Why Wait For Alternative Fuel?


The main advantages of ethanol fuel, Behnken says, are, number one, it’s produced domestically, and number two, it avoids the environmental and safety issues of the toxic components of 100LL. Although it’s true that the U.S. can’t produce enough ethanol to fuel the entire auto fleet, it could supply the GA fleet several times over. So if overall performance and cost is pretty much on a par, why wait for the end of 100LL? Why isn’t the changeover already under way? “Because nobody’s asking for it,” says Behnken. If the demand isn’t there, the fuel won’t be available at your local FBO, and it’s too much trouble to custom-order it. He said in the last year or two, though, with volatile gasoline prices and more concern over supplies, he’s seen “significant change” in the interest level.

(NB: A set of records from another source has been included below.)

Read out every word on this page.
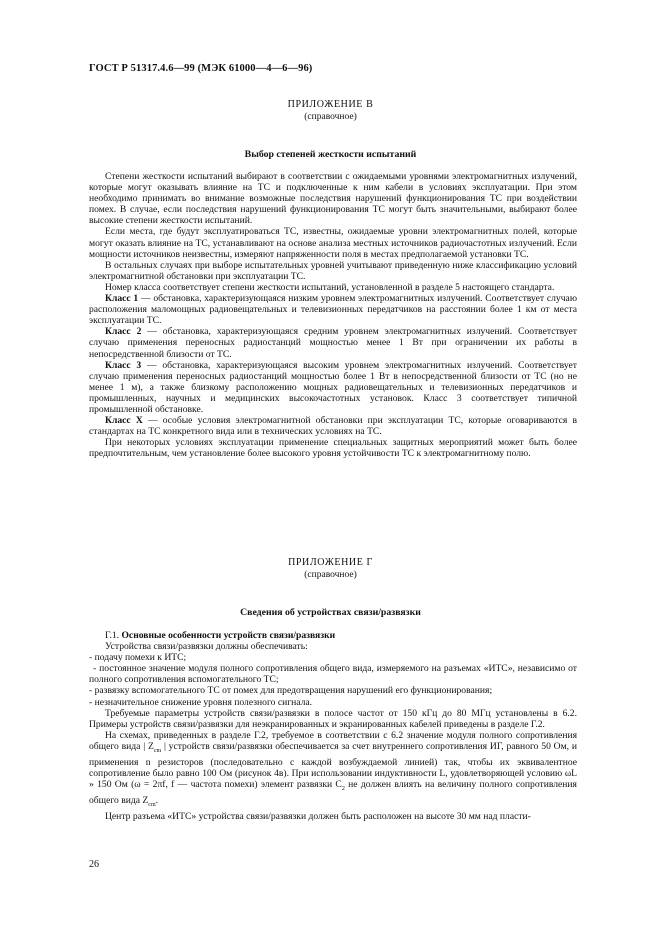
ГОСТ Р 51317.4.6—99 (МЭК 61000—4—6—96)
ПРИЛОЖЕНИЕ В
(справочное)
Выбор степеней жесткости испытаний

Степени жесткости испытаний выбирают в соответствии с ожидаемыми уровнями электромагнитных излучений, которые могут оказывать влияние на ТС и подключенные к ним кабели в условиях эксплуатации. При этом необходимо принимать во внимание возможные последствия нарушений функционирования ТС при воздействии помех. В случае, если последствия нарушений функционирования ТС могут быть значительными, выбирают более высокие степени жесткости испытаний.

Если места, где будут эксплуатироваться ТС, известны, ожидаемые уровни электромагнитных полей, которые могут оказать влияние на ТС, устанавливают на основе анализа местных источников радиочастотных излучений. Если мощности источников неизвестны, измеряют напряженности поля в местах предполагаемой установки ТС.

В остальных случаях при выборе испытательных уровней учитывают приведенную ниже классификацию условий электромагнитной обстановки при эксплуатации ТС.

Номер класса соответствует степени жесткости испытаний, установленной в разделе 5 настоящего стандарта.

Класс 1 — обстановка, характеризующаяся низким уровнем электромагнитных излучений. Соответствует случаю расположения маломощных радиовещательных и телевизионных передатчиков на расстоянии более 1 км от места эксплуатации ТС.

Класс 2 — обстановка, характеризующаяся средним уровнем электромагнитных излучений. Соответствует случаю применения переносных радиостанций мощностью менее 1 Вт при ограничении их работы в непосредственной близости от ТС.

Класс 3 — обстановка, характеризующаяся высоким уровнем электромагнитных излучений. Соответствует случаю применения переносных радиостанций мощностью более 1 Вт в непосредственной близости от ТС (но не менее 1 м), а также близкому расположению мощных радиовещательных и телевизионных передатчиков и промышленных, научных и медицинских высокочастотных установок. Класс 3 соответствует типичной промышленной обстановке.

Класс X — особые условия электромагнитной обстановки при эксплуатации ТС, которые оговариваются в стандартах на ТС конкретного вида или в технических условиях на ТС.

При некоторых условиях эксплуатации применение специальных защитных мероприятий может быть более предпочтительным, чем установление более высокого уровня устойчивости ТС к электромагнитному полю.

ПРИЛОЖЕНИЕ Г
(справочное)
Сведения об устройствах связи/развязки

Г.1. Основные особенности устройств связи/развязки

Устройства связи/развязки должны обеспечивать:

- подачу помехи к ИТС;

- постоянное значение модуля полного сопротивления общего вида, измеряемого на разъемах «ИТС», независимо от полного сопротивления вспомогательного ТС;

- развязку вспомогательного ТС от помех для предотвращения нарушений его функционирования;

- незначительное снижение уровня полезного сигнала.

Требуемые параметры устройств связи/развязки в полосе частот от 150 кГц до 80 МГц установлены в 6.2. Примеры устройств связи/развязки для неэкранированных и экранированных кабелей приведены в разделе Г.2.

На схемах, приведенных в разделе Г.2, требуемое в соответствии с 6.2 значение модуля полного сопротивления общего вида | $Z_{сm}$ | устройств связи/развязки обеспечивается за счет внутреннего сопротивления ИГ, равного 50 Ом, и применения n резисторов (последовательно с каждой возбуждаемой линией) так, чтобы их эквивалентное сопротивление было равно 100 Ом (рисунок 4в). При использовании индуктивности L, удовлетворяющей условию ωL » 150 Ом (ω = 2πf, f — частота помехи) элемент развязки $C_2$ не должен влиять на величину полного сопротивления общего вида $Z_{сm}$.

Центр разъема «ИТС» устройства связи/развязки должен быть расположен на высоте 30 мм над пласти-

26
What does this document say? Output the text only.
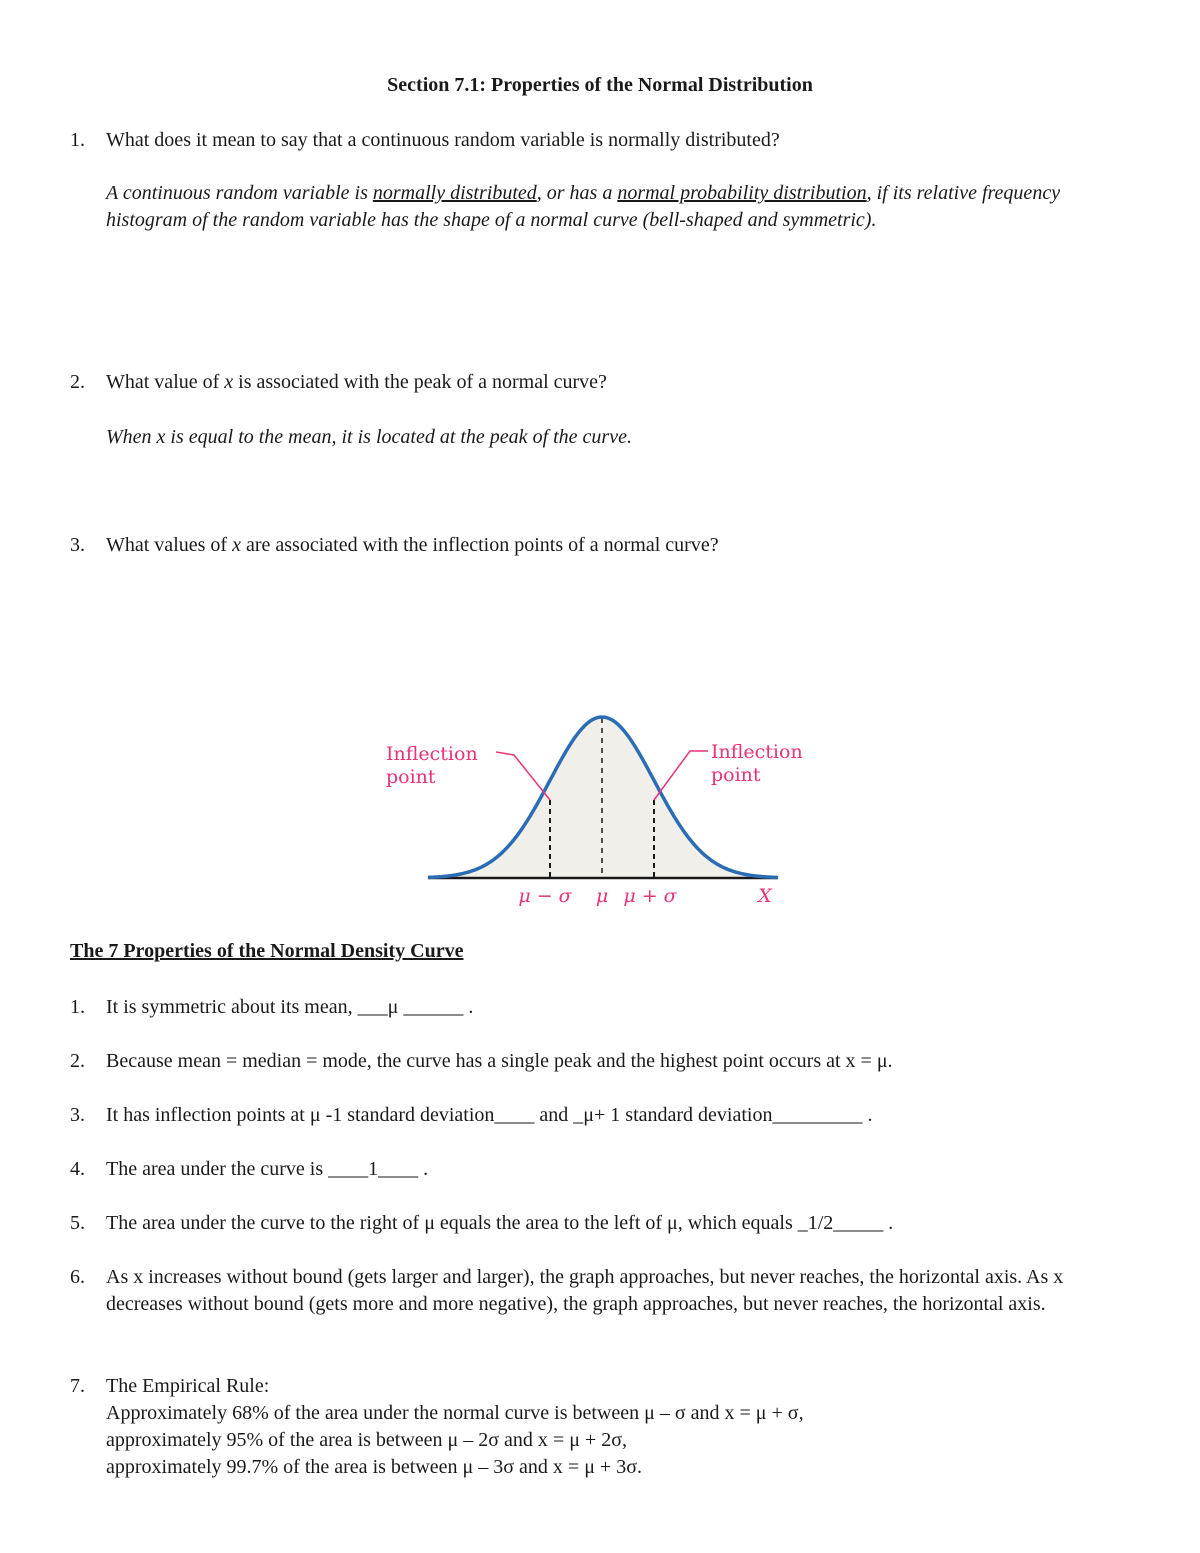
Section 7.1: Properties of the Normal Distribution
1.	What does it mean to say that a continuous random variable is normally distributed?
A continuous random variable is normally distributed, or has a normal probability distribution, if its relative frequency histogram of the random variable has the shape of a normal curve (bell-shaped and symmetric).
2.	What value of x is associated with the peak of a normal curve?
When x is equal to the mean, it is located at the peak of the curve.
3.	What values of x are associated with the inflection points of a normal curve?
Inflection
point
Inflection
point
μ − σ μ μ + σ	X
The 7 Properties of the Normal Density Curve
1.	It is symmetric about its mean, ___μ ______ .
2.	Because mean = median = mode, the curve has a single peak and the highest point occurs at x = μ.
3.	It has inflection points at μ -1 standard deviation____ and _μ+ 1 standard deviation_________ .
4.	The area under the curve is ____1____ .
5.	The area under the curve to the right of μ equals the area to the left of μ, which equals _1/2_____ .
6.	As x increases without bound (gets larger and larger), the graph approaches, but never reaches, the horizontal axis. As x decreases without bound (gets more and more negative), the graph approaches, but never reaches, the horizontal axis.
7.	The Empirical Rule:
Approximately 68% of the area under the normal curve is between μ – σ and x = μ + σ,
approximately 95% of the area is between μ – 2σ and x = μ + 2σ,
approximately 99.7% of the area is between μ – 3σ and x = μ + 3σ.
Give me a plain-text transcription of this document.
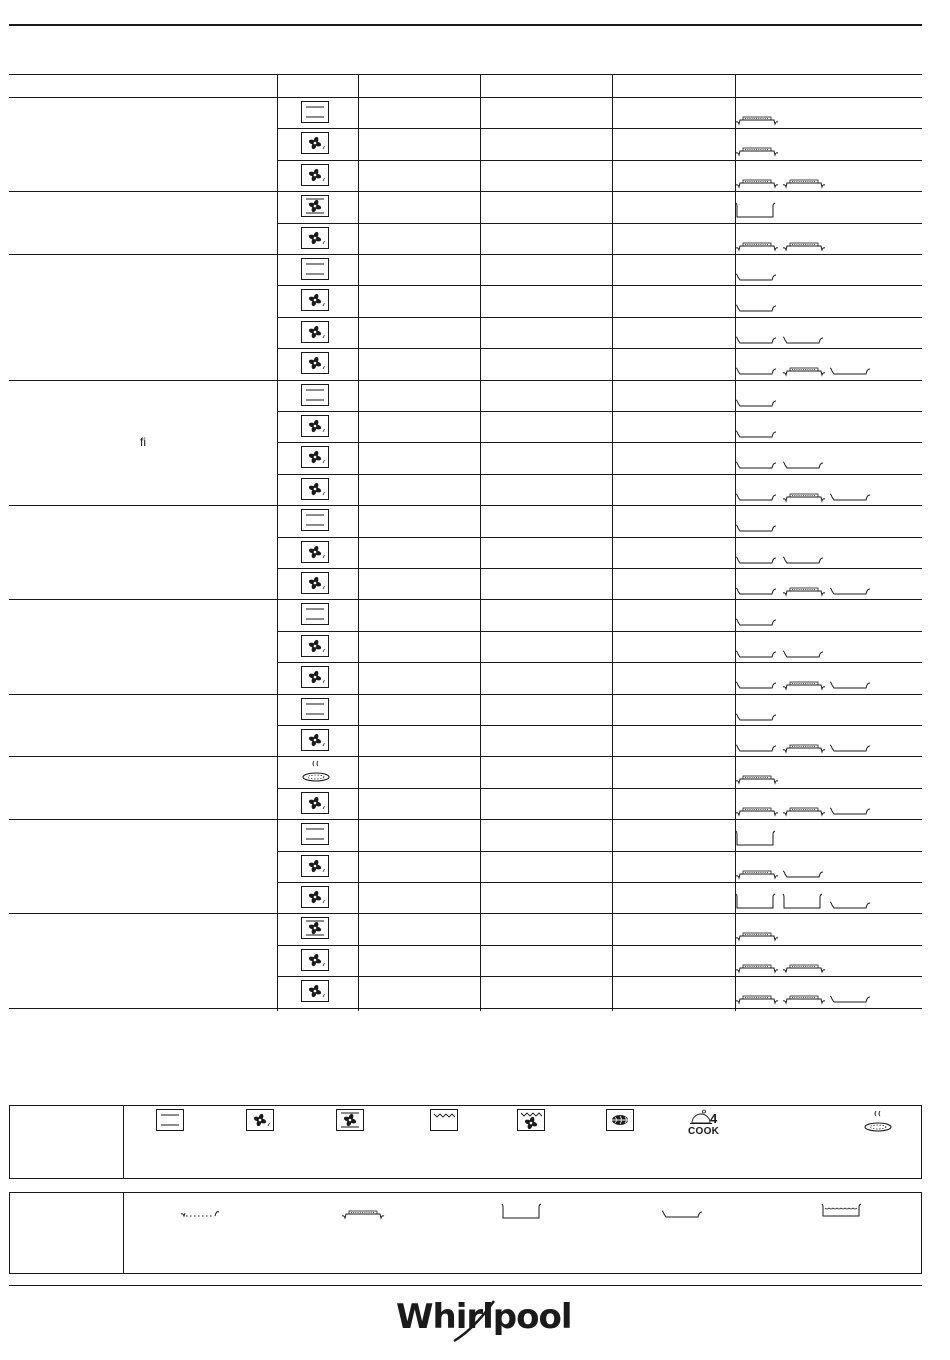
fi
4
COOK
Whirlpool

So will ethanol soon be a viable alternative? “When people demand it to happen, that’s when it will happen,” Behnken said. Every engine would have to be STC’d, but that’s not impossible. If gasoline prices continue to escalate, and the market remains unstable, that demand could build momentum quickly. Recently, oil prices spiked when an Alaskan pipeline shut down for repair, and U.S. Energy Secretary Sam Bodman announced his department will invest as much as $250 million in alternative energy over the next five years, mainly for research into ethanol production. The U.S. Defense Advanced Research Projects Agency (DARPA) last month called for proposals for the exploration of energy alternatives and fuel efficiency efforts for aircraft, in a bid to reduce the military’s reliance on traditional fuel.